Душегрейка, душегрейка хитро грела Федора Михайловича, производя целый пожар в крови. Он метался и перебирал на все лады говоренное у Петрашевского. Он грозил опровергнуть все опровержения. Нет, не выискать никакого иного смысла из всех речей, как только — фантастическое доктринерство, полагал он. Богохульные и задорные слова — и только.
Было уже далеко за полночь. В квартире все спали, даже молодая хозяйка (господин Бремер исправил свою фортуну и недавно женился, рассчитав брюнеточку за ненадобностью и наняв слугу Ивана), даже и она, — уж на что поздно всегда шла почивать, — храпела ангельским сном. А Федор Михайлович пылал мыслями и не мог уснуть. Печь была жарко натоплена, и он, сняв сюртук и жилет, прилег на кровати в раздумье. За окном выл ветер, то стихая, то вдруг проносясь нетерпеливым свистом, так, что дребезжали стекла. Он привстал и отдернул занавеску: стояла непроглядная тьма, и бушевала метель. Он задернул занавеску и приник к подушкам.
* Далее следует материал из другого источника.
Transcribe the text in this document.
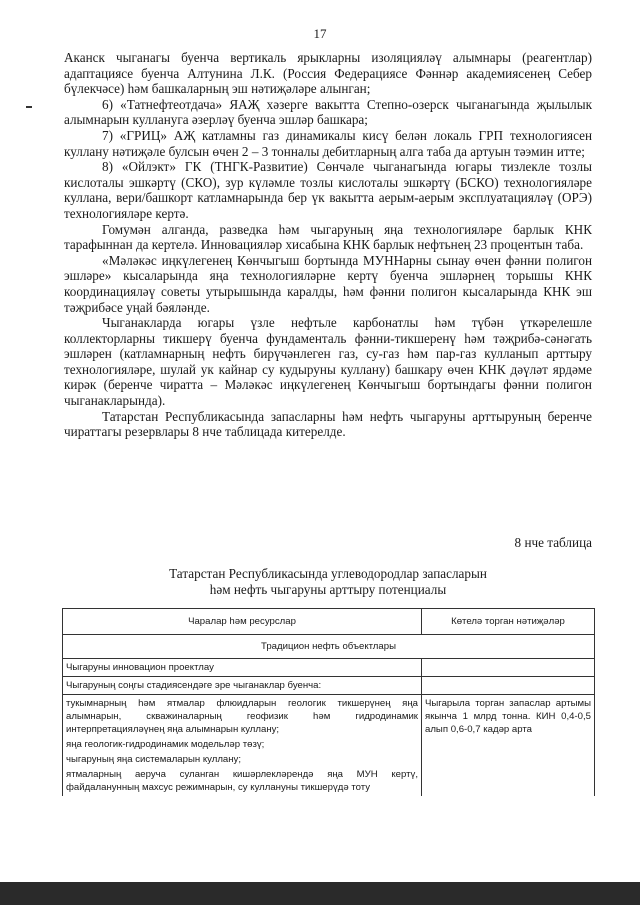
17

Аканск чыганагы буенча вертикаль ярыкларны изоляцияләү алымнары (реагентлар) адаптациясе буенча Алтунина Л.К. (Россия Федерациясе Фәннәр академиясенең Себер бүлекчәсе) һәм башкаларның эш нәтиҗәләре алынган;

6) «Татнефтеотдача» ЯАҖ хәзерге вакытта Степно-озерск чыганагында җылылык алымнарын куллануга әзерләү буенча эшләр башкара;

7) «ГРИЦ» АҖ катламны газ динамикалы кисү белән локаль ГРП технологиясен куллану нәтиҗәле булсын өчен 2 – 3 тонналы дебитларның алга таба да артуын тәэмин итте;

8) «Ойлэкт» ГК (ТНГК-Развитие) Сөнчәле чыганагында югары тизлекле тозлы кислоталы эшкәртү (СКО), зур күләмле тозлы кислоталы эшкәртү (БСКО) технологияләре куллана, вери/башкорт катламнарында бер үк вакытта аерым-аерым эксплуатацияләү (ОРЭ) технологияләре кертә.

Гомумән алганда, разведка һәм чыгаруның яңа технологияләре барлык КНК тарафыннан да кертелә. Инновацияләр хисабына КНК барлык нефтьнең 23 процентын таба.

«Мәләкәс иңкүлегенең Көнчыгыш бортында МУННарны сынау өчен фәнни полигон эшләре» кысаларында яңа технологияләрне кертү буенча эшләрнең торышы КНК координацияләү советы утырышында каралды, һәм фәнни полигон кысаларында КНК эш тәҗрибәсе уңай бәяләнде.

Чыганакларда югары үзле нефтьле карбонатлы һәм түбән үткәрелешле коллекторларны тикшерү буенча фундаменталь фәнни-тикшеренү һәм тәҗрибә-сәнәгать эшләрен (катламнарның нефть бирүчәнлеген газ, су-газ һәм пар-газ кулланып арттыру технологияләре, шулай ук кайнар су кудыруны куллану) башкару өчен КНК дәүләт ярдәме кирәк (беренче чиратта – Мәләкәс иңкүлегенең Көнчыгыш бортындагы фәнни полигон чыганакларында).

Татарстан Республикасында запасларны һәм нефть чыгаруны арттыруның беренче чираттагы резервлары 8 нче таблицада китерелде.

8 нче таблица
Татарстан Республикасында углеводородлар запасларын
һәм нефть чыгаруны арттыру потенциалы
Чаралар һәм ресурслар	Көтелә торган нәтиҗәләр
Традицион нефть объектлары	
Чыгаруны инновацион проектлау	
Чыгаруның соңгы стадиясендәге эре чыганаклар буенча:	

тукымнарның һәм ятмалар флюидларын геологик тикшерүнең яңа алымнарын, скважиналарның геофизик һәм гидродинамик интерпретацияләүнең яңа алымнарын куллану;
яңа геологик-гидродинамик модельләр төзү;
чыгаруның яңа системаларын куллану;
ятмаларның аеруча суланган кишәрлекләрендә яңа МУН кертү, файдаланунның махсус режимнарын, су куллануны тикшерүдә тоту	Чыгарыла торган запаслар артымы якынча 1 млрд тонна. КИН 0,4-0,5 алып 0,6-0,7 кадәр арта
— Нет, нет, не может быть… не может…
У подушек было тепло. Он потушил свечку и лицом припал к мягкому изголовью. Никого не было, и никто не смотрел на него. Он был один, и рядом с ним стояла черная тишина.
— Ну, а если и в самом деле е г о… нет? Если… н е т? — вырос в потемках вопрос, непрошеный и страшный, — словно подкрался.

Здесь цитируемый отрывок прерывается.